Se trata de hacer una salmuera con un litro de agua caliente y 300 gr. de sal. Antes de empezar a conservar las setas, es importante que estas estén bien limpias. Una vez limpias, les daremos un hervor y a continuación los pondremos a escurrir. Seguidamente iremos llenando los botes de vidrio de boca ancha hasta sus tres cuartas partes, y acabaremos de llenarlos con la salmuera que teníamos preparada. Antes de cerrar los botes añadiremos una capa de aceite de oliva, y ya se pueden guardar en un sitio fresco. Las setas conservada así pueden guardarse hasta un año.

 

 

CONSERVA POR DESECACIÓN

Conservar setas por desecación significa guardar las setas cuando han perdido toda el agua que contienen.
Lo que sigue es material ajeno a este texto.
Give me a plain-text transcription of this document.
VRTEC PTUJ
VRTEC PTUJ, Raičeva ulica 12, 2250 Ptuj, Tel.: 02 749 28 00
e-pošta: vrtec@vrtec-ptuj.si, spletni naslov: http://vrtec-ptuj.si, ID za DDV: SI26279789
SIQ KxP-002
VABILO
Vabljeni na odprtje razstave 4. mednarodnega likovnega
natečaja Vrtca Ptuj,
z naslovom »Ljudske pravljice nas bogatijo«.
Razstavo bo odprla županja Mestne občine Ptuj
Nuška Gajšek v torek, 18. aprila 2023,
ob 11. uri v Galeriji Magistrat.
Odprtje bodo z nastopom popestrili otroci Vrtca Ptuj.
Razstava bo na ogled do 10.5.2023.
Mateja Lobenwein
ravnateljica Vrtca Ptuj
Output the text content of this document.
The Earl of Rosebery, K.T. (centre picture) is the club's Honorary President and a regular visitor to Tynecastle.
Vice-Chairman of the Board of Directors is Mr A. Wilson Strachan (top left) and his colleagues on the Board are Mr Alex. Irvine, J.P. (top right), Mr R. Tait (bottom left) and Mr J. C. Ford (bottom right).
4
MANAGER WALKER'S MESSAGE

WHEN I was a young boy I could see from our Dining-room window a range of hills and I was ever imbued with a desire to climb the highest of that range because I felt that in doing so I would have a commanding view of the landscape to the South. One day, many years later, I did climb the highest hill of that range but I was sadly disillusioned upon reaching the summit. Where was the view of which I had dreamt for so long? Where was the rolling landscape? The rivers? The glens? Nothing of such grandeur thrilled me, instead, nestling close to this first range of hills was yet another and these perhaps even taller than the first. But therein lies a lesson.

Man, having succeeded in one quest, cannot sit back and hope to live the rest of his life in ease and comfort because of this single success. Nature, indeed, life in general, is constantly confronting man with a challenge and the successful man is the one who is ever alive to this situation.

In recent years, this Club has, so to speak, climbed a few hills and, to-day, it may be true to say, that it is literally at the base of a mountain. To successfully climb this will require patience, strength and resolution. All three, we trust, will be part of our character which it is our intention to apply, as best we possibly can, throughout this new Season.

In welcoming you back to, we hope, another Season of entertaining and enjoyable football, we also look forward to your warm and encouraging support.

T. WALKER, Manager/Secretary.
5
Preferentemente utilizaremos utilizaremos setas de carne reducida, como por ejemplo, senderuelas, trompetas de muertos y rebozuelos anaranjados, que son los que mejores lo permiten. También se pueden secar una vez cortados a laminas los boletos y los rebozuelos.

Este es un procesos que se limita a dejar la seta expuesta al aire a temperatura ambiental. Una vez limpias de tierra las setas, se depositan sobre una superficie de madera, procurando que no se amontonen. El lugar ideal es un cobertizo bien ventilado donde no haya humedad. Durante los primeros días se notará que se reduce su volumen, entonces es cuestión de observar que no se pudra ninguna seta, y en su caso hay que quitarla inmediatamente.